L’affichage de cette macro-matrice révèle non seulement les variances individuelles associées à chaque estimateur sur sa diagonale principale, mais également l’ensemble des blocs de covariances croisées hors-diagonale liant, par exemple, le paramètre de la variable weight dans l’équation [q25] à son homologue dans l’équation [q75]. La corrélation d’échantillonnage entre estimateurs de quantiles contigus s’avère généralement positive et substantielle, matérialisant le fait que les observations participant à la définition du 25e percentile influencent également le positionnement de la médiane conditionnelle.

La disponibilité computationnelle de cette matrice complète constitue le socle indispensable pour formuler une batterie de tests d’hypothèses linéaires et non linéaires. Elle autorise la formulation d’équations de contraste rigoureuses permettant d’arbitrer scientifiquement entre une simple translation générale de la variable dépendante ou une altération structurelle de l’échelle et de la forme de sa distribution conditionnelle.
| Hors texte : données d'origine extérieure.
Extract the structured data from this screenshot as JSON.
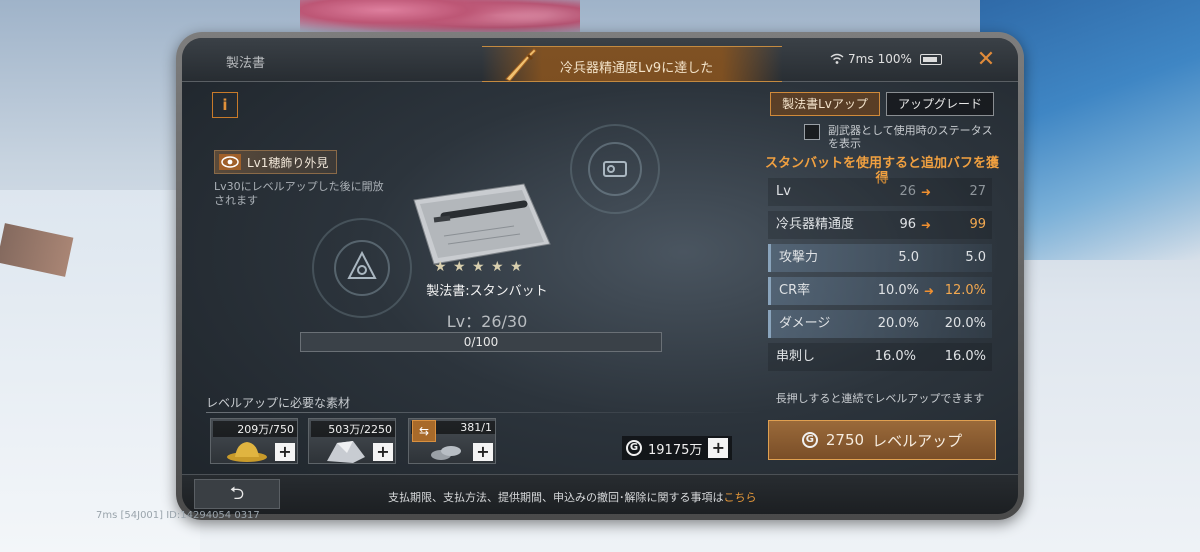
{
  "window": {
    "title": "製法書"
  },
  "achievement": {
    "text": "冷兵器精通度Lv9に達した"
  },
  "status": {
    "ping": "7ms",
    "battery": "100%"
  },
  "unlock": {
    "label": "Lv1穂飾り外見",
    "description": "Lv30にレベルアップした後に開放されます"
  },
  "item": {
    "name": "製法書:スタンバット",
    "stars": 5,
    "level_text": "Lv：26/30",
    "exp_text": "0/100",
    "exp_progress": 0
  },
  "tabs": {
    "active": "製法書Lvアップ",
    "inactive": "アップグレード"
  },
  "sub_weapon_label": "副武器として使用時のステータスを表示",
  "buff_note": "スタンバットを使用すると追加バフを獲得",
  "stats": [
    {
      "label": "Lv",
      "current": "26",
      "next": "27",
      "up": false,
      "arrow": true,
      "highlight": false
    },
    {
      "label": "冷兵器精通度",
      "current": "96",
      "next": "99",
      "up": true,
      "arrow": true,
      "highlight": false
    },
    {
      "label": "攻撃力",
      "current": "5.0",
      "next": "5.0",
      "up": false,
      "arrow": false,
      "highlight": true
    },
    {
      "label": "CR率",
      "current": "10.0%",
      "next": "12.0%",
      "up": true,
      "arrow": true,
      "highlight": true
    },
    {
      "label": "ダメージ",
      "current": "20.0%",
      "next": "20.0%",
      "up": false,
      "arrow": false,
      "highlight": true
    },
    {
      "label": "串刺し",
      "current": "16.0%",
      "next": "16.0%",
      "up": false,
      "arrow": false,
      "highlight": false
    }
  ],
  "hold_note": "長押しすると連続でレベルアップできます",
  "levelup_button": {
    "cost": "2750",
    "label": "レベルアップ"
  },
  "materials": {
    "label": "レベルアップに必要な素材",
    "items": [
      {
        "count": "209万/750",
        "icon": "gold-hat-icon"
      },
      {
        "count": "503万/2250",
        "icon": "silver-ore-icon"
      },
      {
        "count": "381/1",
        "icon": "coins-icon"
      }
    ]
  },
  "currency": {
    "amount": "19175万"
  },
  "legal": {
    "text": "支払期限、支払方法、提供期間、申込みの撤回･解除に関する事項は",
    "link": "こちら"
  },
  "overlay": {
    "text": "7ms  [54J001] ID:14294054 0317"
  },
  "colors": {
    "accent": "#e8983a",
    "highlight_row": "#5a6e82",
    "up_value": "#f2a850"
  }
}
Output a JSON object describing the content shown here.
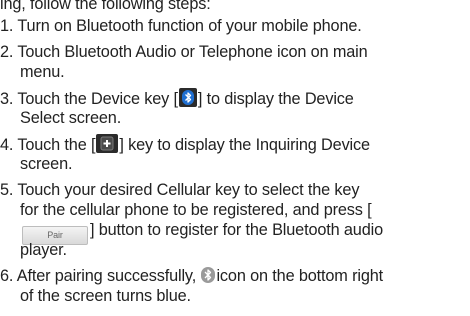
{
  "document": {
    "lines": [
      "ing, follow the following steps:",
      "1. Turn on Bluetooth function of your mobile phone.",
      "2. Touch Bluetooth Audio or Telephone icon on main",
      "menu.",
      "3. Touch the Device key [",
      "] to display the Device",
      "Select screen.",
      "4. Touch the [",
      "] key to display the Inquiring Device",
      "screen.",
      "5. Touch your desired Cellular key to select the key",
      "for the cellular phone to be registered, and press [",
      "] button to register for the Bluetooth audio",
      "player.",
      "6. After pairing successfully,",
      "icon on the bottom right",
      "of the screen turns blue."
    ],
    "pair_button_label": "Pair",
    "colors": {
      "text": "#222222",
      "bluetooth_blue": "#1f6fd1",
      "key_dark": "#2b2b2b"
    }
  }
}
9. Inférence statistique et tests d’hypothèses inter-quantiles

9.1 Test d’égalité des pentes entre différents quantiles

L’application inférentielle la plus féconde autorisée par l’architecture sqreg réside dans le test formel d’égalité des pentes à travers la distribution conditionnelle. L’objectif consiste à vérifier empiriquement si le coefficient d’une variable indépendante demeure invariant entre deux ou plusieurs fractiles ciblés, ce qui reviendrait à valider la pertinence du modèle MCO classique. L’implémentation de cette confrontation s’effectue sous Stata via la commande post-estimation test.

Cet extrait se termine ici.